It’s rare to see any band get the amount of press that Denmark’s Iceage has received for their first US tour. Demand for the band has been through the roof, with shows piling up including three (four?) in Boston and four in New York, including supporting gigs for Fucked Up. and Cult of Youth in the last week. Every review I’ve seen for the band has been all praise. WNYC said the Danish teens are “musically beyond their tender years,” Vice says their album New Brigade is “everything a good punk album should be.” And the Onion AV Club thinks they’re the second coming of Refused.

The Iceage phenomenon is not entirely out of nowhere. After a decade of folk punk and endless genre revivals, punk and hardcore fans have been desperate for something new and real to come along and reinvigorate their favorite genres. Over the last couple years the aptly mocking-named Mysterious Guy Hardcore has filled this void, with a few good bands like Fucked Up, Sex Vid, and Mind Eraser, all quietly determined to present their music as not merely punk, but a careful and cryptic statement on philosophy and mysticism. Most of the time the mystery is little more than a shell game for publicity and merchandise sales.

It’s likely Iceage is simply following in this trend; dressing up their sloppy but unique punk in Nordic Runes and Fred Perrys in order to keep their audience’s interest piqued. The hypemachine has come to expect such obfuscation, doing little or nothing to decode. This almost feels like the right way to treat the band’s imagery–intriguing, but ultimately meaningless aesthetics. At least, it would feel that way if that imagery weren’t consistently and overtly fascist.

Playing with fire and switchblades, they dress in crude Klansmen outfits in this video for New Brigade.
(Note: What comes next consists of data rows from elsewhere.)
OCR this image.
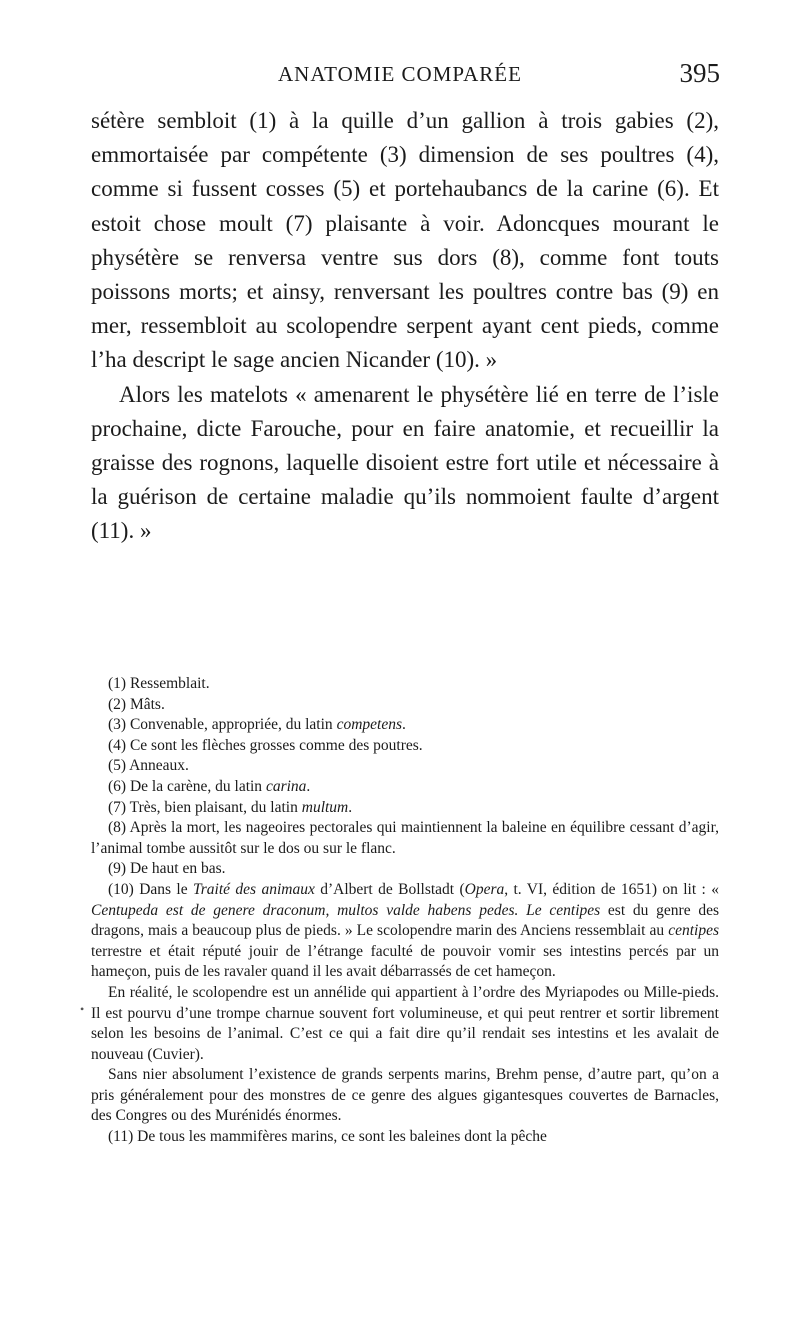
ANATOMIE COMPARÉE	395

sétère sembloit (1) à la quille d’un gallion à trois gabies (2), emmortaisée par compétente (3) dimension de ses poultres (4), comme si fussent cosses (5) et portehaubancs de la carine (6). Et estoit chose moult (7) plaisante à voir. Adoncques mourant le physétère se renversa ventre sus dors (8), comme font touts poissons morts; et ainsy, renversant les poultres contre bas (9) en mer, ressembloit au scolopendre serpent ayant cent pieds, comme l’ha descript le sage ancien Nicander (10). »

Alors les matelots « amenarent le physétère lié en terre de l’isle prochaine, dicte Farouche, pour en faire anatomie, et recueillir la graisse des rognons, laquelle disoient estre fort utile et nécessaire à la guérison de certaine maladie qu’ils nommoient faulte d’argent (11). »

•

(1) Ressemblait.

(2) Mâts.

(3) Convenable, appropriée, du latin competens.

(4) Ce sont les flèches grosses comme des poutres.

(5) Anneaux.

(6) De la carène, du latin carina.

(7) Très, bien plaisant, du latin multum.

(8) Après la mort, les nageoires pectorales qui maintiennent la baleine en équilibre cessant d’agir, l’animal tombe aussitôt sur le dos ou sur le flanc.

(9) De haut en bas.

(10) Dans le Traité des animaux d’Albert de Bollstadt (Opera, t. VI, édition de 1651) on lit : « Centupeda est de genere draconum, multos valde habens pedes. Le centipes est du genre des dragons, mais a beaucoup plus de pieds. » Le scolopendre marin des Anciens ressemblait au centipes terrestre et était réputé jouir de l’étrange faculté de pouvoir vomir ses intestins percés par un hameçon, puis de les ravaler quand il les avait débarrassés de cet hameçon.

En réalité, le scolopendre est un annélide qui appartient à l’ordre des Myriapodes ou Mille-pieds. Il est pourvu d’une trompe charnue souvent fort volumineuse, et qui peut rentrer et sortir librement selon les besoins de l’animal. C’est ce qui a fait dire qu’il rendait ses intestins et les avalait de nouveau (Cuvier).

Sans nier absolument l’existence de grands serpents marins, Brehm pense, d’autre part, qu’on a pris généralement pour des monstres de ce genre des algues gigantesques couvertes de Barnacles, des Congres ou des Murénidés énormes.

(11) De tous les mammifères marins, ce sont les baleines dont la pêche
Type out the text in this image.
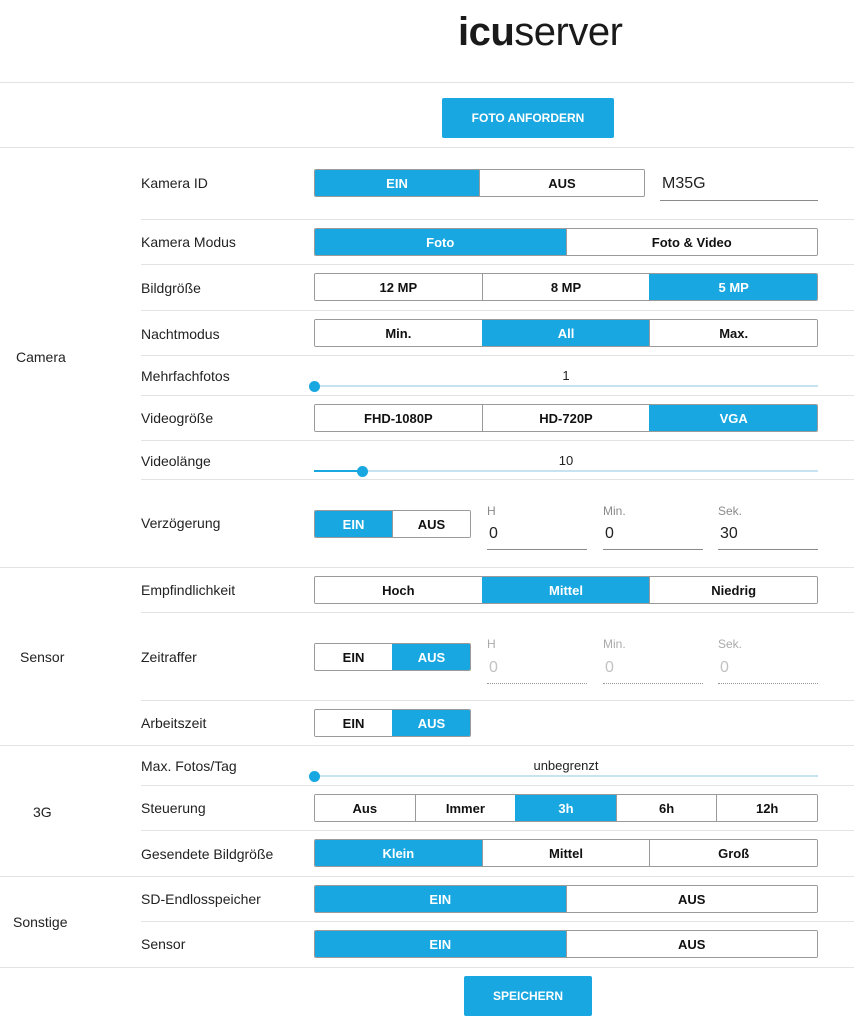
icuserver
FOTO ANFORDERN
Camera
Sensor
3G
Sonstige
Kamera ID	EIN	AUS	M35G
Kamera Modus	Foto	Foto & Video
Bildgröße	12 MP	8 MP	5 MP
Nachtmodus	Min.	All	Max.
Mehrfachfotos	1
Videogröße	FHD-1080P	HD-720P	VGA
Videolänge	10
Verzögerung	EIN	AUS
H
0
Min.
0
Sek.
30
Empfindlichkeit	Hoch	Mittel	Niedrig
Zeitraffer	EIN	AUS
H
0
Min.
0
Sek.
0
Arbeitszeit	EIN	AUS
Max. Fotos/Tag	unbegrenzt
Steuerung	Aus	Immer	3h	6h	12h
Gesendete Bildgröße	Klein	Mittel	Groß
SD-Endlosspeicher	EIN	AUS
Sensor	EIN	AUS
SPEICHERN
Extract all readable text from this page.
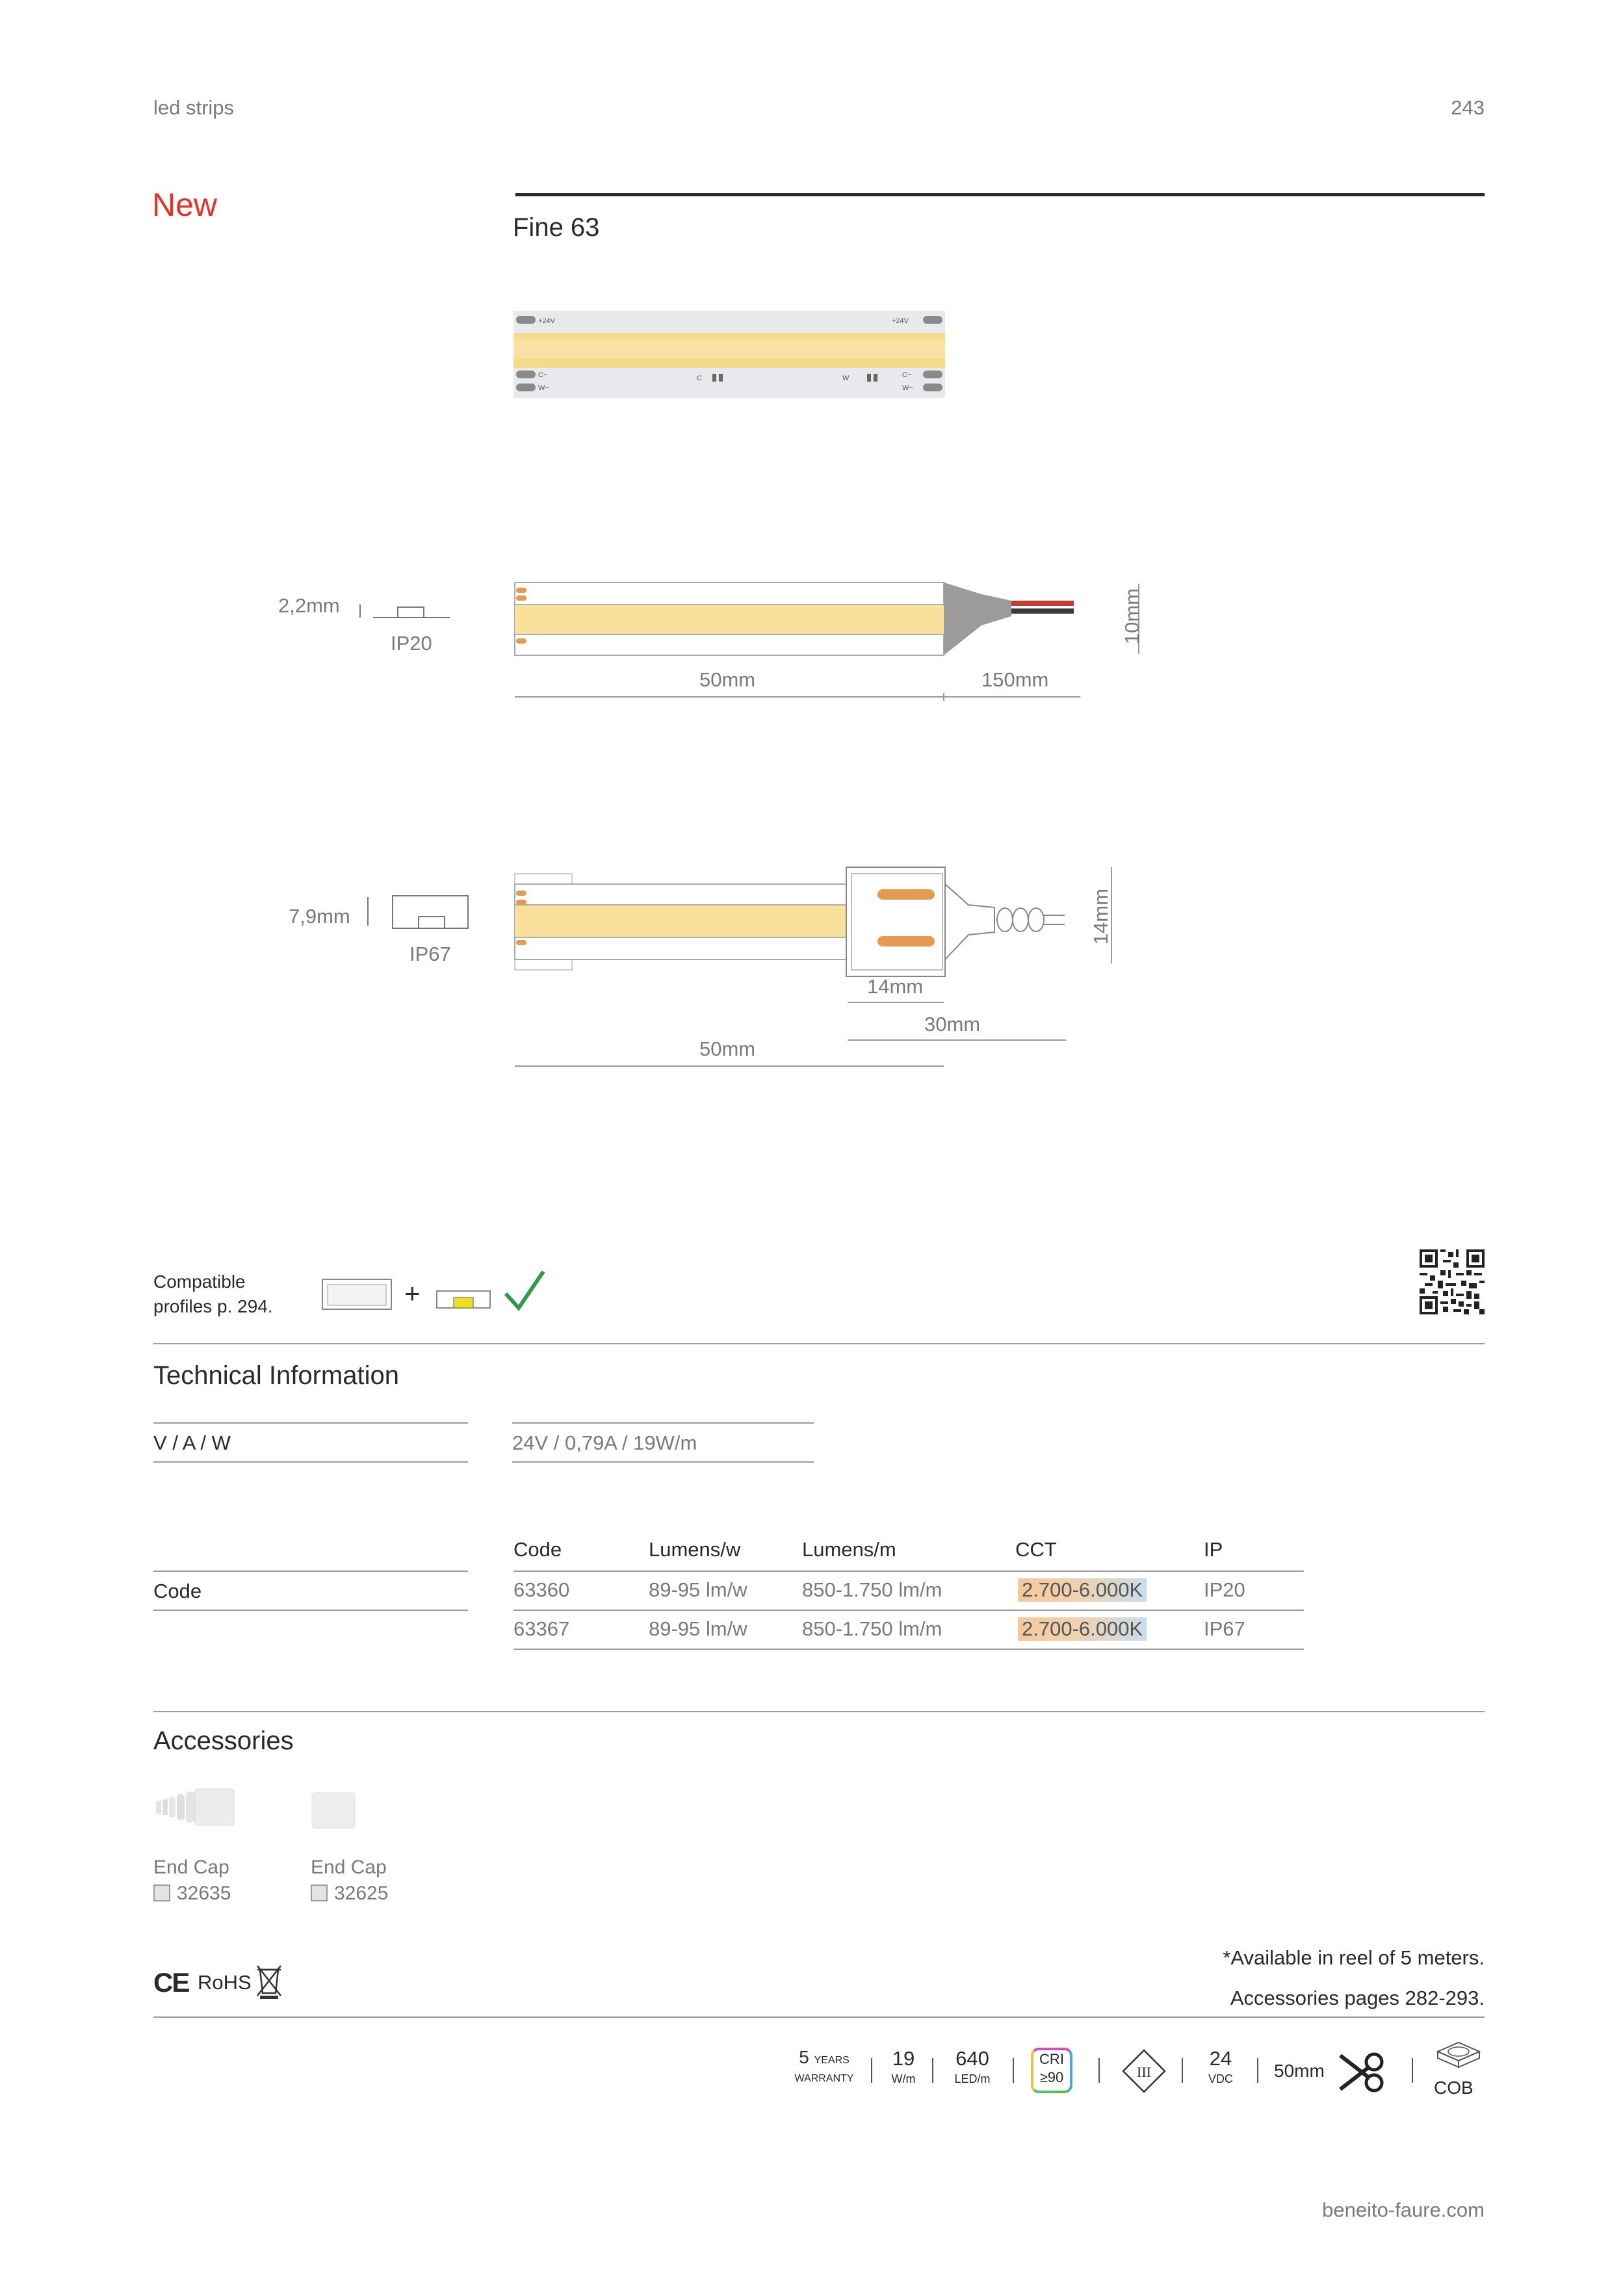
led strips	243
New
Fine 63
+24V	+24V
C−
W−
C	W	C−
W−
2,2mm
IP20
50mm	150mm
10mm
7,9mm
IP67
14mm
30mm
50mm
14mm
Compatible
profiles p. 294.	+
Technical Information
V / A / W	24V / 0,79A / 19W/m
Code	Lumens/w	Lumens/m	CCT	IP
Code	63360	89-95 lm/w	850-1.750 lm/m	2.700-6.000K	IP20
63367	89-95 lm/w	850-1.750 lm/m	2.700-6.000K	IP67
Accessories
End Cap
32635
End Cap
32625
CE RoHS
*Available in reel of 5 meters.
Accessories pages 282-293.
5 YEARS
WARRANTY
19
W/m
640
LED/m
CRI
≥90	III
24
VDC	50mm
COB
beneito-faure.com
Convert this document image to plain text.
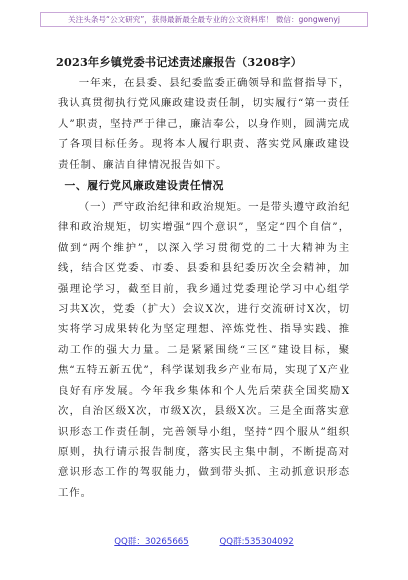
关注头条号“公文研究”，获得最新最全最专业的公文资料库！ 微信：gongwenyj
2023年乡镇党委书记述责述廉报告（3208字）

一年来，在县委、县纪委监委正确领导和监督指导下，我认真贯彻执行党风廉政建设责任制，切实履行“第一责任人”职责，坚持严于律己，廉洁奉公，以身作则，圆满完成了各项目标任务。现将本人履行职责、落实党风廉政建设责任制、廉洁自律情况报告如下。

一、履行党风廉政建设责任情况

（一）严守政治纪律和政治规矩。一是带头遵守政治纪律和政治规矩，切实增强“四个意识”，坚定“四个自信”，做到“两个维护”，以深入学习贯彻党的二十大精神为主线，结合区党委、市委、县委和县纪委历次全会精神，加强理论学习，截至目前，我乡通过党委理论学习中心组学习共X次，党委（扩大）会议X次，进行交流研讨X次，切实将学习成果转化为坚定理想、淬炼党性、指导实践、推动工作的强大力量。二是紧紧围绕“三区”建设目标，聚焦“五特五新五优”，科学谋划我乡产业布局，实现了X产业良好有序发展。今年我乡集体和个人先后荣获全国奖励X次，自治区级X次，市级X次，县级X次。三是全面落实意识形态工作责任制，完善领导小组，坚持“四个服从”组织原则，执行请示报告制度，落实民主集中制，不断提高对意识形态工作的驾驭能力，做到带头抓、主动抓意识形态工作。

QQ群：30265665	QQ群:535304092
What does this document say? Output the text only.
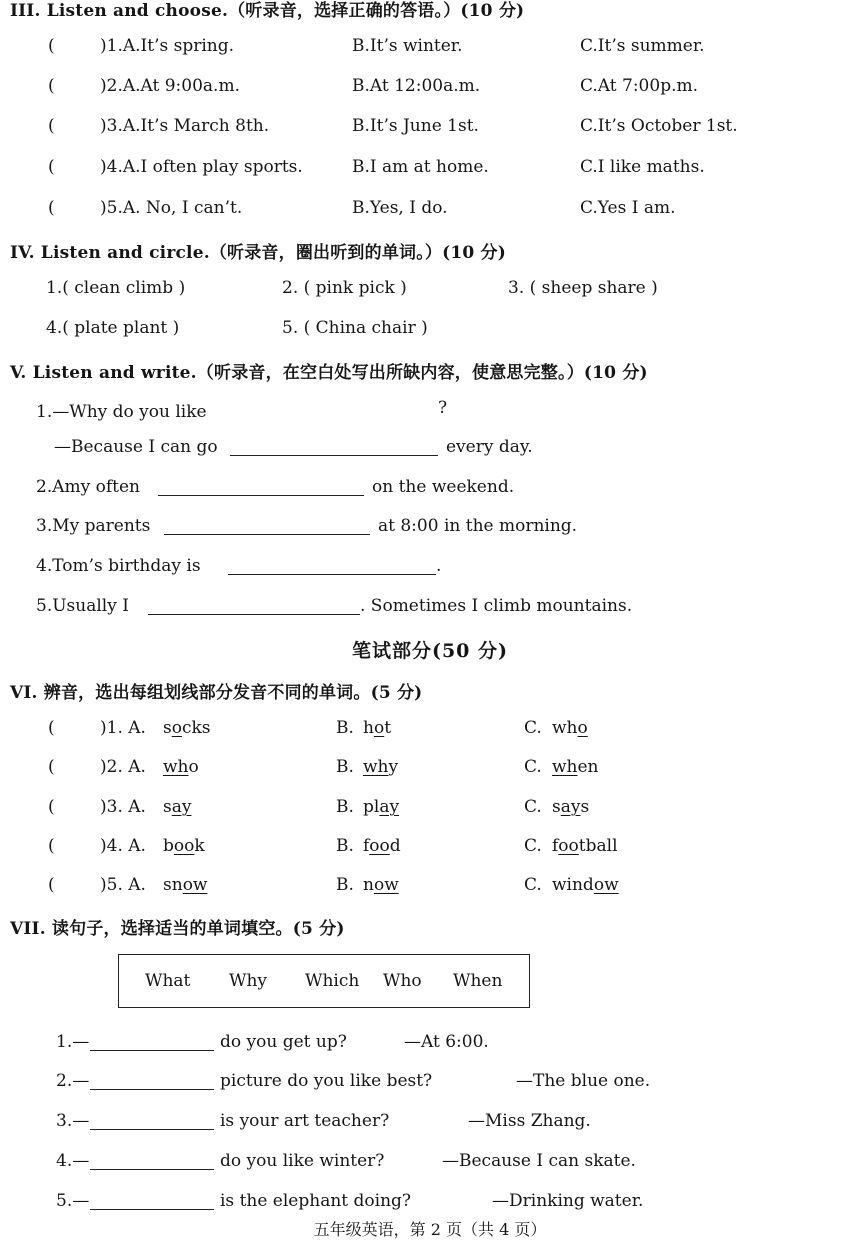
III. Listen and choose.（听录音，选择正确的答语。）(10 分)
(	)1.A.It’s spring.	B.It’s winter.	C.It’s summer.
(	)2.A.At 9:00a.m.	B.At 12:00a.m.	C.At 7:00p.m.
(	)3.A.It’s March 8th.	B.It’s June 1st.	C.It’s October 1st.
(	)4.A.I often play sports.	B.I am at home.	C.I like maths.
(	)5.A. No, I can’t.	B.Yes, I do.	C.Yes I am.
IV. Listen and circle.（听录音，圈出听到的单词。）(10 分)
1.( clean climb )	2. ( pink pick )	3. ( sheep share )
4.( plate plant )	5. ( China chair )
V. Listen and write.（听录音，在空白处写出所缺内容，使意思完整。）(10 分)
1.—Why do you like	?
—Because I can go	every day.
2.Amy often	on the weekend.
3.My parents	at 8:00 in the morning.
4.Tom’s birthday is	.
5.Usually I	. Sometimes I climb mountains.
笔试部分(50 分)
VI. 辨音，选出每组划线部分发音不同的单词。(5 分)
(	)1. A. socks	B. hot	C. who
(	)2. A. who	B. why	C. when
(	)3. A. say	B. play	C. says
(	)4. A. book	B. food	C. football
(	)5. A. snow	B. now	C. window
VII. 读句子，选择适当的单词填空。(5 分)
What Why Which Who When
1.—	do you get up?	—At 6:00.
2.—	picture do you like best?	—The blue one.
3.—	is your art teacher?	—Miss Zhang.
4.—	do you like winter?	—Because I can skate.
5.—	is the elephant doing?	—Drinking water.
五年级英语，第 2 页（共 4 页）
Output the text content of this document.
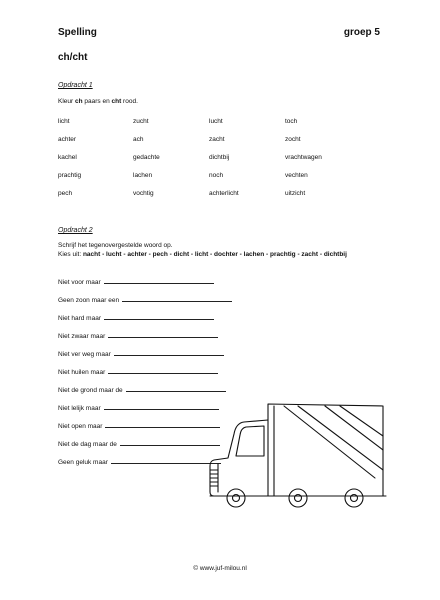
Spelling	groep 5
ch/cht
Opdracht 1
Kleur ch paars en cht rood.
licht	zucht	lucht	toch
achter	ach	zacht	zocht
kachel	gedachte	dichtbij	vrachtwagen
prachtig	lachen	noch	vechten
pech	vochtig	achterlicht	uitzicht
Opdracht 2
Schrijf het tegenovergestelde woord op.
Kies uit: nacht - lucht - achter - pech - dicht - licht - dochter - lachen - prachtig - zacht - dichtbij
Niet voor maar
Geen zoon maar een
Niet hard maar
Niet zwaar maar
Niet ver weg maar
Niet huilen maar
Niet de grond maar de
Niet lelijk maar
Niet open maar
Niet de dag maar de
Geen geluk maar
© www.juf-milou.nl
Also visible at 1:30 is guitar player Johan’s tattoo for fascist band Death in June.

The Klan imagery in singer Elias’ zine (available for download here) goes a bit further, depicting a Klansman with an Iron Cross logo on one page, and several Klansman restraining and presumably murdering an unknown individual on the next.

Another page depicts impending race war, with a mob of skinheads, armed with knives and crucifixes on the march on one end, and shrouded Islamist figures on the other. One of Iceage‘s favorite symbols, a switchblade, points business-end towards the Islamists. Notice that masked skinhead in the foreground wears the geometric logo that appears on Elias’ blog, as is the Klansmen on the above page.

The counterposition of a white mob and aetherial Islamists seems the closest to Iceage making a political statement. The tension between Muslim immigrant populations and the European Right has been increasingly ugly over the last several years, and this page seems more like a fantasy out of mind of an EDL member than anything else.

Without analysis of their lyrics (which I haven’t been able to find online), direct confrontation of the band members, and possibly arduous decryption of the pages written in Runes in Elias’ zine, it cannot be stated with certainty that Iceage has fascist sympathies or if they are, as the hypemachine intends to portray them, just angry Danish high school kids. It’s certainly the case, however, that their fetishization of fascist imagery is a disgusting erasure of the history of White Supremacy’s violence at worst, and at best, sadly ignorant and creepy.

The music may hold up on its own, but media fantasy about cryptically angry young aryans are certainly a huge part of the package. Cvlt Nation even predicts Iceage as the beginning of a “new age of punk.” Hopefully their prediction, along with the Onion AV Club‘s comparison of New Brigade (click to download album from Mediafire) to The Shape of Punk to Come, is off, otherwise we can look forward to a decade of nihilistic marketing schemes in the guise of punk rock.